Numan
Numan clinical notes
Saving over £400K of operational costs a year.
About
The Clinical Notes project was the first initiative I led after joining Numan. The goal was to replace a manual, risk-prone way of capturing clinical notes with a structured, reliable system - the first building block of a broader Electronic Health Record (EHR) we wanted to build. The project started with the obesity screening note and expanded to cover the full suite of notes clinicians need after each patient interaction.
Key Decisions
As a sole designer, designing an entire new EHR from scratch, I needed to make the right decision fast.
Initiating a technical discussions with the engineers and aligning the interface language with the data model from the start.
Making the notes lean by default, with room for clinicians to add detail when they need it.
Process
Hitting the ground running
The obesity screening note had a hard deadline driven by regulatory requirements, which meant I had very little time to build context before starting to design. In that first week I also had to make a foundational decision about which design system to use - not just for this note, but for the entire EHR we were planning to build. Rather than defaulting to the obvious choice under time pressure, I took the time to research the right library for the long term and presented my recommendation to the team. I was confident in that decision, and it held.
To get up to speed quickly on the clinical side, I shadowed weight loss and men's health clinicians to understand their workflows and validate what information they needed to capture after each patient interaction. Working closely with the Clinical Product Lead, I mapped their needs against her initial requirements and used that as the basis for the first designs.

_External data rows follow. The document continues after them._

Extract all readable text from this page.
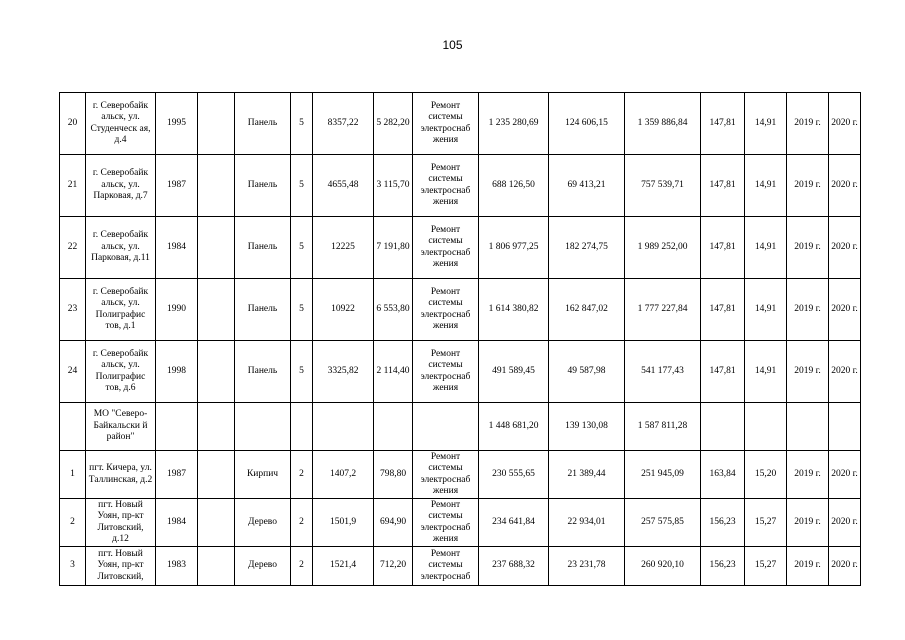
105
20	г. Северобайк альск, ул. Студенческ ая, д.4	1995		Панель	5	8357,22	5 282,20	Ремонт системы электроснаб жения	1 235 280,69	124 606,15	1 359 886,84	147,81	14,91	2019 г.	2020 г.
21	г. Северобайк альск, ул. Парковая, д.7	1987		Панель	5	4655,48	3 115,70	Ремонт системы электроснаб жения	688 126,50	69 413,21	757 539,71	147,81	14,91	2019 г.	2020 г.
22	г. Северобайк альск, ул. Парковая, д.11	1984		Панель	5	12225	7 191,80	Ремонт системы электроснаб жения	1 806 977,25	182 274,75	1 989 252,00	147,81	14,91	2019 г.	2020 г.
23	г. Северобайк альск, ул. Полиграфис тов, д.1	1990		Панель	5	10922	6 553,80	Ремонт системы электроснаб жения	1 614 380,82	162 847,02	1 777 227,84	147,81	14,91	2019 г.	2020 г.
24	г. Северобайк альск, ул. Полиграфис тов, д.6	1998		Панель	5	3325,82	2 114,40	Ремонт системы электроснаб жения	491 589,45	49 587,98	541 177,43	147,81	14,91	2019 г.	2020 г.
	МО "Северо-Байкальски й район"								1 448 681,20	139 130,08	1 587 811,28				
1	пгт. Кичера, ул. Таллинская, д.2	1987		Кирпич	2	1407,2	798,80	Ремонт системы электроснаб жения	230 555,65	21 389,44	251 945,09	163,84	15,20	2019 г.	2020 г.
2	пгт. Новый Уоян, пр-кт Литовский, д.12	1984		Дерево	2	1501,9	694,90	Ремонт системы электроснаб жения	234 641,84	22 934,01	257 575,85	156,23	15,27	2019 г.	2020 г.
3	пгт. Новый Уоян, пр-кт Литовский,	1983		Дерево	2	1521,4	712,20	Ремонт системы электроснаб	237 688,32	23 231,78	260 920,10	156,23	15,27	2019 г.	2020 г.
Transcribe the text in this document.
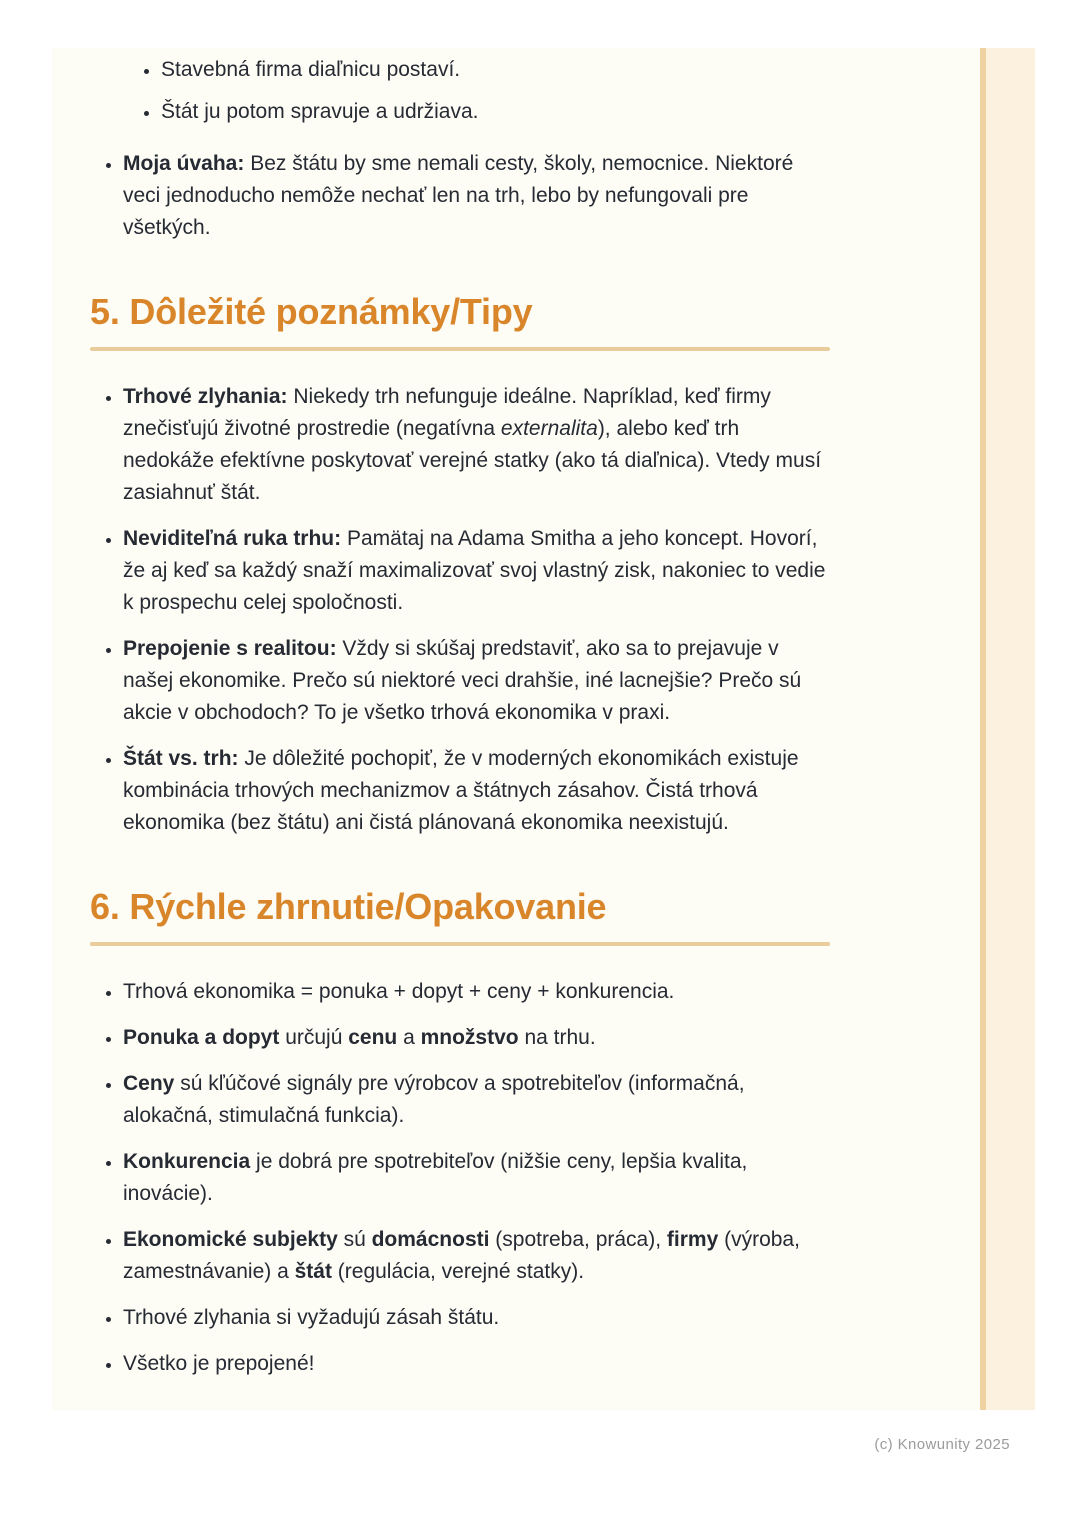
• Stavebná firma diaľnicu postaví.
• Štát ju potom spravuje a udržiava.
• Moja úvaha: Bez štátu by sme nemali cesty, školy, nemocnice. Niektoré veci jednoducho nemôže nechať len na trh, lebo by nefungovali pre všetkých.
5. Dôležité poznámky/Tipy
• Trhové zlyhania: Niekedy trh nefunguje ideálne. Napríklad, keď firmy znečisťujú životné prostredie (negatívna externalita), alebo keď trh nedokáže efektívne poskytovať verejné statky (ako tá diaľnica). Vtedy musí zasiahnuť štát.
• Neviditeľná ruka trhu: Pamätaj na Adama Smitha a jeho koncept. Hovorí, že aj keď sa každý snaží maximalizovať svoj vlastný zisk, nakoniec to vedie k prospechu celej spoločnosti.
• Prepojenie s realitou: Vždy si skúšaj predstaviť, ako sa to prejavuje v našej ekonomike. Prečo sú niektoré veci drahšie, iné lacnejšie? Prečo sú akcie v obchodoch? To je všetko trhová ekonomika v praxi.
• Štát vs. trh: Je dôležité pochopiť, že v moderných ekonomikách existuje kombinácia trhových mechanizmov a štátnych zásahov. Čistá trhová ekonomika (bez štátu) ani čistá plánovaná ekonomika neexistujú.
6. Rýchle zhrnutie/Opakovanie
• Trhová ekonomika = ponuka + dopyt + ceny + konkurencia.
• Ponuka a dopyt určujú cenu a množstvo na trhu.
• Ceny sú kľúčové signály pre výrobcov a spotrebiteľov (informačná, alokačná, stimulačná funkcia).
• Konkurencia je dobrá pre spotrebiteľov (nižšie ceny, lepšia kvalita, inovácie).
• Ekonomické subjekty sú domácnosti (spotreba, práca), firmy (výroba, zamestnávanie) a štát (regulácia, verejné statky).
• Trhové zlyhania si vyžadujú zásah štátu.
• Všetko je prepojené!
(c) Knowunity 2025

Designing for healthcare constraints
One of the most important things I did on this project was initiate a series of technical discussions that went beyond typical design handoff. I ran event storming sessions with the team to map out exactly what happens to a clinical note from the moment it's first captured - through preliminary and validated states - to what happens when it's edited or deleted. This wasn't my area of expertise, but I knew that without a shared understanding of how the data travels, we risked designing something that wouldn't hold up technically or clinically.
A key constraint that shaped the design was that in healthcare, data is never deleted - it's superseded. A new entry replaces an old one, but the audit trail is always preserved. Designing for that, and making sure the language in the interface matched the underlying data model, became one of the defining challenges of the project.
The design itself
I explored several interaction approaches for how notes would appear within the existing platform, playing back options to the team and pressure-testing them against technical feasibility and product constraints. User testing with five clinicians surfaced an important tension: some wanted to add more detail than the mandatory fields allowed, but we didn't want notes to become long or noisy. The solution was to keep the mandatory fields lean by default, with an option for clinicians to add their own elements when needed. With those refinements in place, the final designs were completed and adopted immediately at launch.